Dr. John Morgan: But I get your gist. So folks usually live with Alzheimer’s, once it’s diagnosed, 10 to 12 years or so, that kind of time frame. Luckily it’s diagnosed late in life, and folks often die of other things that take us out of this world. Cancer, stroke, heart attack, you pick your poison. But, it all depends on the person. So some things that are helpful include doing those exercise type things, physical and mental. But also if you start out a sharper knife in the drawer, that’s better for you.
Brad Means: Yeah.
Dr. John Morgan: So folks who have a lot higher cognitive reserve, they’ll do better over a longer period of time, than those who weren’t the sharpest.
Brad Means: What do you do about the stress part of it, or the panic part of it. Because if I was in that chair across that table from you you know, I would be extremely uneasy going forward, and maybe that anxiety would take over my ability to do some of the treatments that you’re recommending. Can you help them cope with that?
Dr. John Morgan: Yeah, a lot times and anxiety or depression can be a part of any condition that is degenerative, you know, like Alzheimer’s or Parkinson’s. But treating the anxiety and depression is important. Medication can be helpful, but also it takes a mindset adjustment. You know, I’ve got Alzheimer’s, but it doesn’t have me. Same thing with Parkinson’s, you fight back against it, and you just try to do your best on a daily basis. And if you worry about five years from now, you’re just gonna shorten your life come worrying.
Brad Means: What sort of recommendations, probably my last question, can you give to families out there. Maybe if they have a primary care physician who sort of just blows it off and says oh, you’ll be fine. But the person who lives with the patient, or potential patient knows that something is wrong. How do we get them to you?
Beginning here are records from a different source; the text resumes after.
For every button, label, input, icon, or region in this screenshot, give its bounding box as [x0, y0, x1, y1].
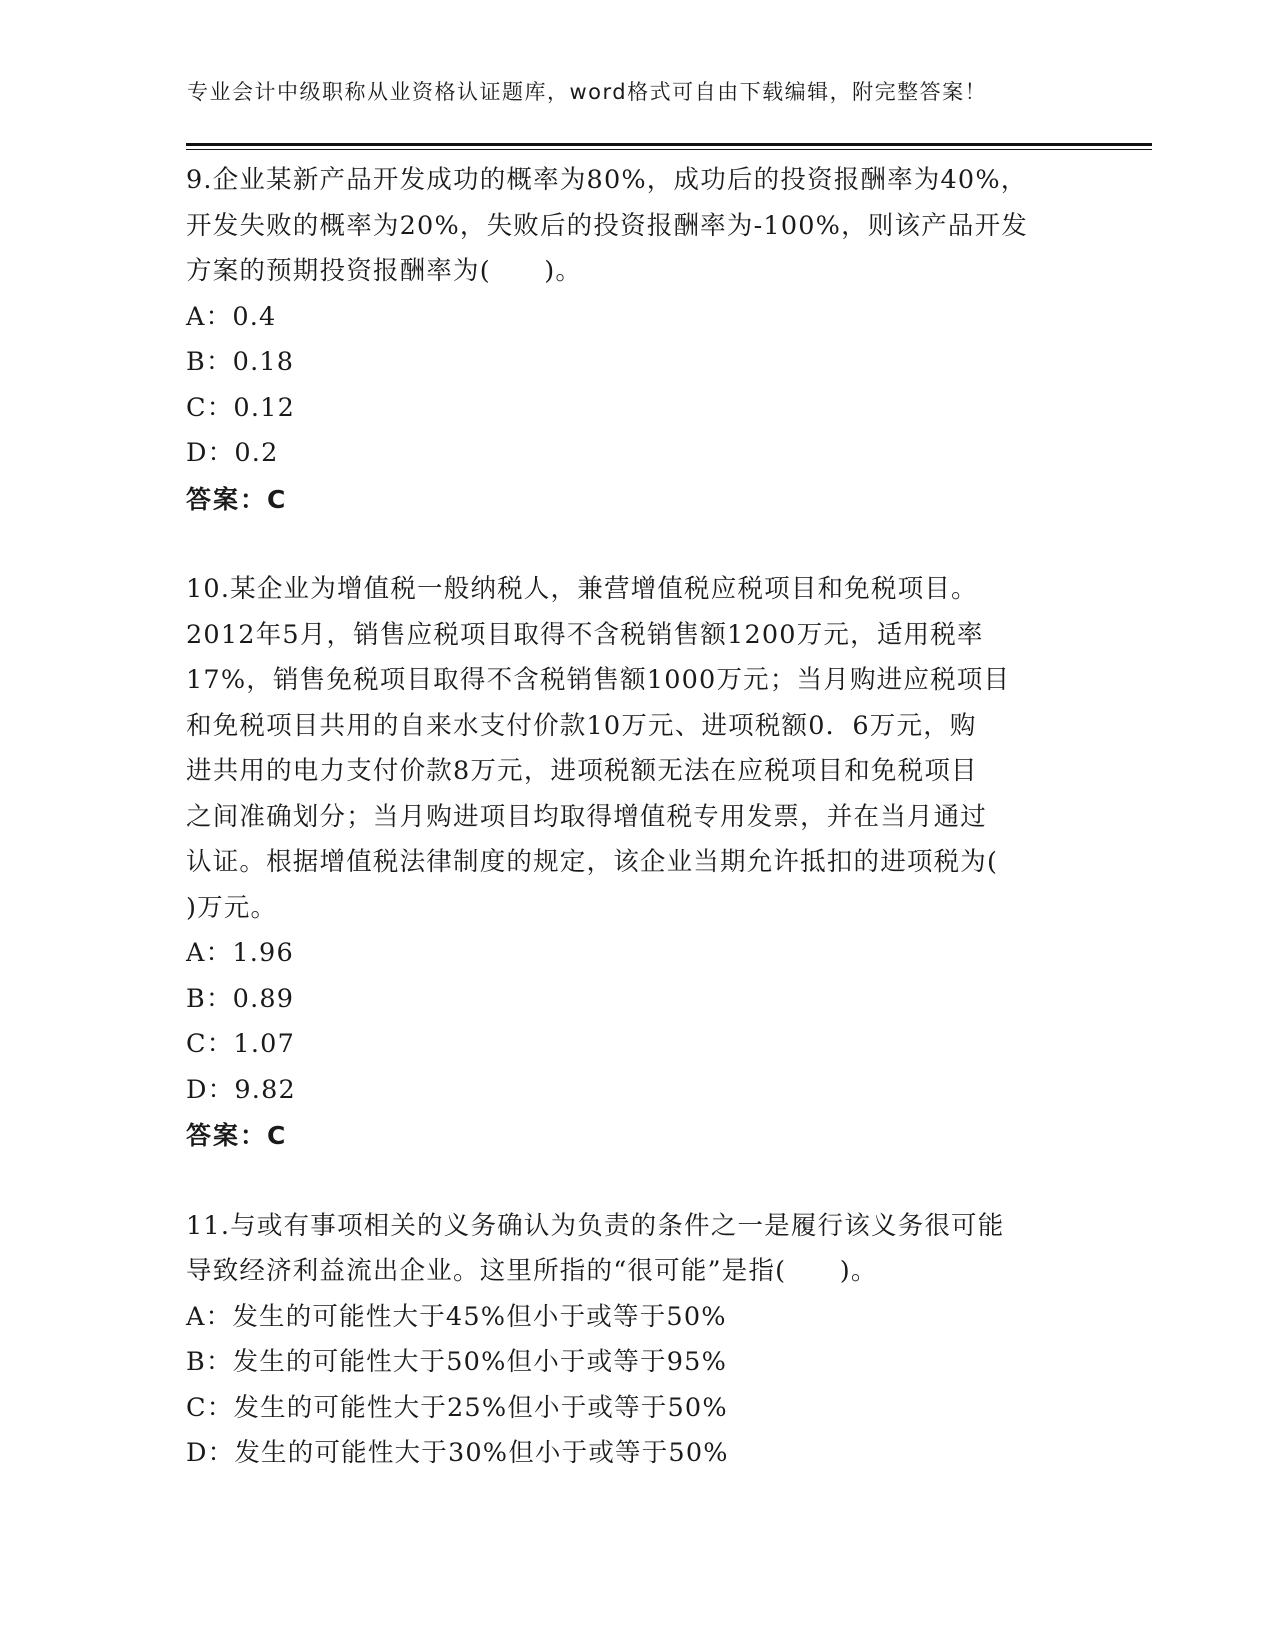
question-text-line: 之间准确划分；当月购进项目均取得增值税专用发票，并在当月通过 — [186, 801, 988, 832]
question-list — [186, 158, 1076, 1477]
header-rule-thick — [186, 143, 1152, 146]
option-d: D：0.2 — [186, 438, 279, 468]
question-text-line: )万元。 — [186, 892, 278, 923]
option-d: D：9.82 — [186, 1074, 296, 1105]
question-spacer — [186, 522, 1076, 567]
question-text-line: 认证。根据增值税法律制度的规定，该企业当期允许抵扣的进项税为( — [186, 847, 999, 877]
question-text-line: 17%，销售免税项目取得不含税销售额1000万元；当月购进应税项目 — [186, 665, 1011, 695]
question-9 — [186, 158, 1076, 522]
option-c: C：0.12 — [186, 392, 295, 423]
option-a: A：0.4 — [186, 301, 277, 332]
option-c: C：1.07 — [186, 1029, 295, 1059]
option-b: B：0.18 — [186, 347, 295, 377]
question-text-line: 和免税项目共用的自来水支付价款10万元、进项税额0．6万元，购 — [186, 710, 977, 741]
question-text-line: 进共用的电力支付价款8万元，进项税额无法在应税项目和免税项目 — [186, 756, 978, 786]
question-text-line: 10.某企业为增值税一般纳税人，兼营增值税应税项目和免税项目。 — [186, 574, 978, 604]
question-10 — [186, 567, 1076, 1159]
answer-label: 答案：C — [186, 1121, 288, 1150]
option-b: B：0.89 — [186, 983, 295, 1014]
option-a: A：1.96 — [186, 938, 294, 968]
question-spacer — [186, 1159, 1076, 1204]
page-header: 专业会计中级职称从业资格认证题库，word格式可自由下载编辑，附完整答案！ — [187, 80, 988, 104]
option-b: B：发生的可能性大于50%但小于或等于95% — [186, 1347, 727, 1377]
answer-label: 答案：C — [186, 484, 288, 514]
header-rule-thin — [186, 149, 1152, 150]
question-text-line: 11.与或有事项相关的义务确认为负责的条件之一是履行该义务很可能 — [186, 1210, 1005, 1241]
question-text-line: 2012年5月，销售应税项目取得不含税销售额1200万元，适用税率 — [186, 619, 984, 650]
question-11 — [186, 1204, 1076, 1477]
option-c: C：发生的可能性大于25%但小于或等于50% — [186, 1392, 728, 1423]
option-a: A：发生的可能性大于45%但小于或等于50% — [186, 1301, 727, 1332]
question-text-line: 9.企业某新产品开发成功的概率为80%，成功后的投资报酬率为40%， — [186, 165, 1028, 195]
option-d: D：发生的可能性大于30%但小于或等于50% — [186, 1438, 729, 1468]
question-text-line: 导致经济利益流出企业。这里所指的“很可能”是指( )。 — [186, 1256, 878, 1286]
question-text-line: 开发失败的概率为20%，失败后的投资报酬率为-100%，则该产品开发 — [186, 210, 1028, 241]
question-text-line: 方案的预期投资报酬率为( )。 — [186, 256, 583, 286]
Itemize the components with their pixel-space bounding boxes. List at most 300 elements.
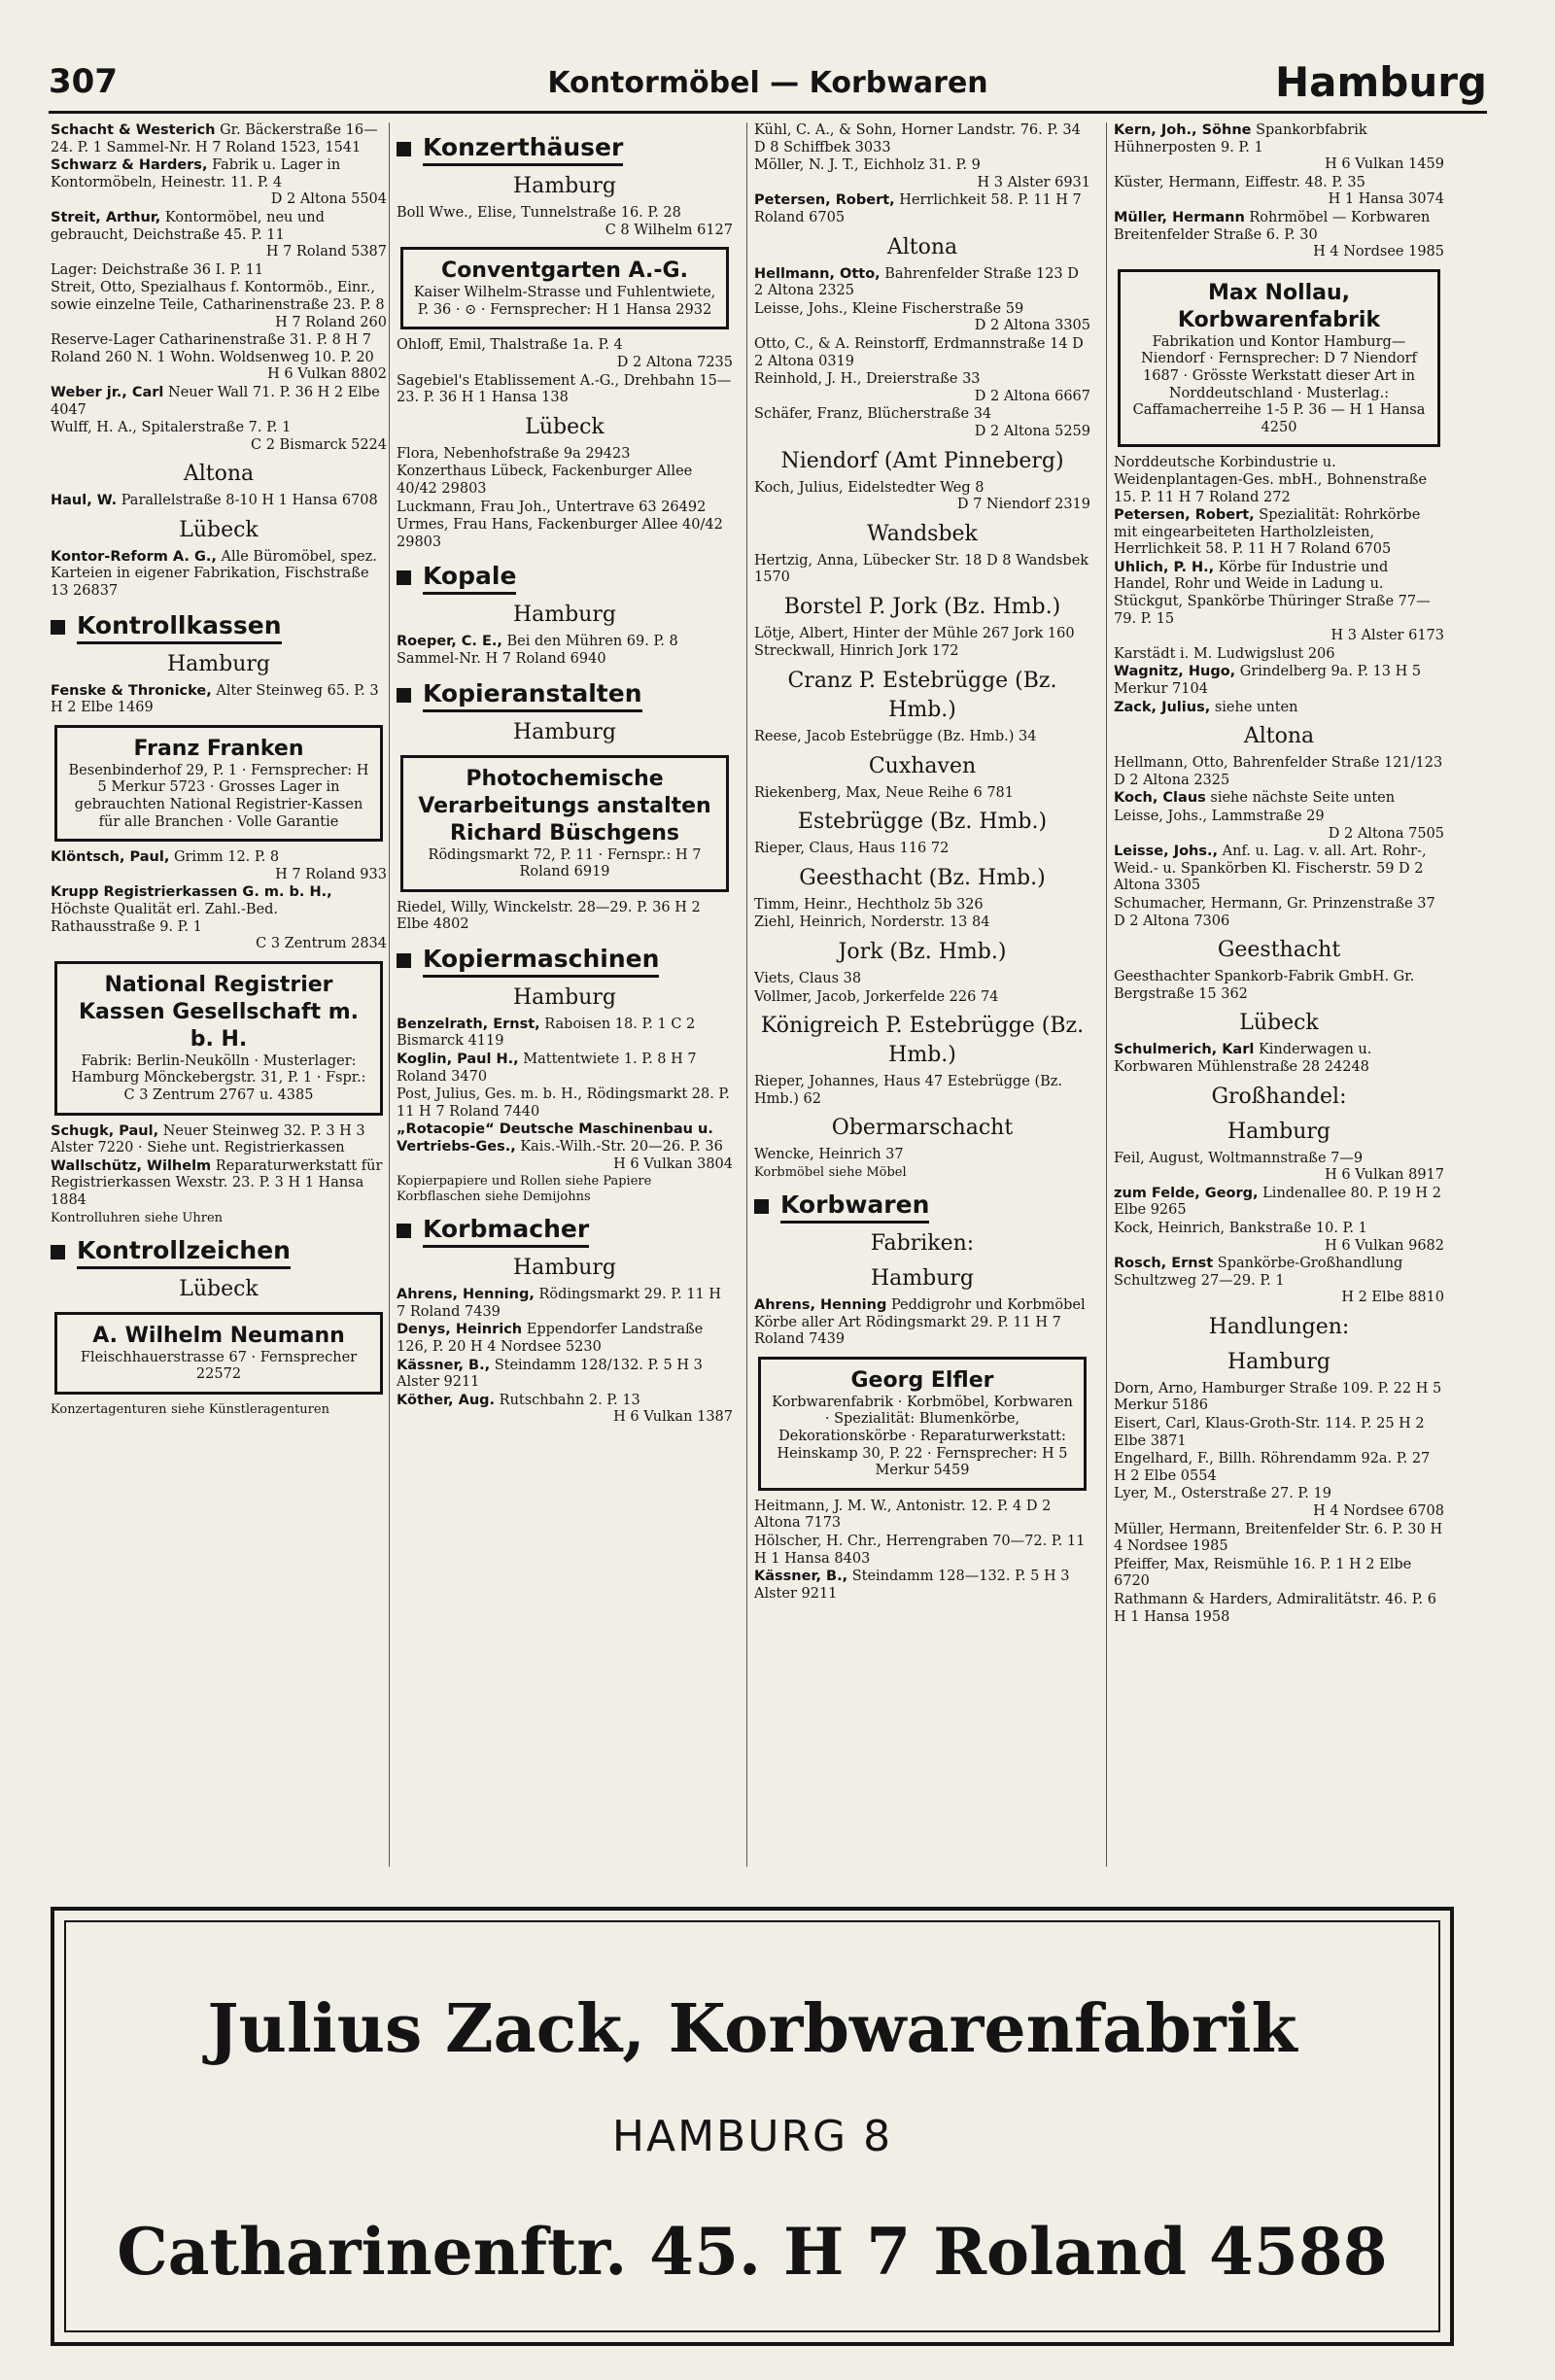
listing-entry [397, 446, 733, 464]
listing-entry [754, 371, 1090, 405]
ad-box [54, 961, 383, 1116]
listing-name: Kässner, B., [754, 1569, 848, 1585]
section-bullet-icon [397, 570, 411, 585]
listing-details: Spezialität: Rohrkörbe mit eingearbeiteten Hartholzleisten, Herrlichkeit 58. P. 11 H 7 Roland 6705 [1114, 507, 1421, 558]
listing-details: Reese, Jacob Estebrügge (Bz. Hmb.) 34 [754, 729, 1037, 745]
listing-entry [1114, 896, 1444, 930]
listing-details: siehe unten [1214, 699, 1298, 715]
listing-entry [1114, 455, 1444, 506]
ad-box [1118, 269, 1440, 448]
listing-details: Leisse, Johs., Lammstraße 29 [1114, 809, 1325, 824]
listing-entry [1114, 507, 1444, 559]
cross-reference [397, 1174, 733, 1189]
listing-details: Karstädt i. M. Ludwigslust 206 [1114, 645, 1335, 662]
section-heading [51, 1235, 387, 1269]
listing-details: Schäfer, Franz, Blücherstraße 34 [754, 406, 992, 423]
listing-details: Otto, C., & A. Reinstorff, Erdmannstraße 14 D 2 Altona 0319 [754, 335, 1084, 369]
Dr. John Morgan: So we have a what’s called a memory assessment center. It’s funded by the state of Georgia, it’s a line out of budget, in the budget each year. From about $4 million plus that funds five different centers around the state. Emory, is the quarterback of the program, and we were the first memory assessment center in that program. So we have a social worker that helps us deal with issues that families are going through. We have referral bases that help get them to the area agency on aging, the Alzheimer’s association and other things like that to help establish things. And we also have a conference of clinic that if you contact us at 706-721-2798, we can get you in, in a reasonable, timely fashion and evaluate your loved one.
Brad Means: One last question. I was told to wrap as quickly as possible. But this is almost a yes or no, Are you more hopeful now that we are making a dent in this thing than you were when you started your practice?
Dr. John Morgan: I would say for sure.
Brad Means: Good.
Dr. John Morgan: Number one because resources, mega resources from pharma, NIH, other folks are going in to solving this issue. Because if we don’t solve, slowing down Alzheimer’s and Parkinson’s we’re gonna have a dementia and Parkinson’s tsunami as baby boomers age, and we may not be able to afford it as a country, taking care of these folks.
Brad Means: Well said. Dr. John Morgan, thanks for the work that you do.
Dr. John Morgan: Thank you very much.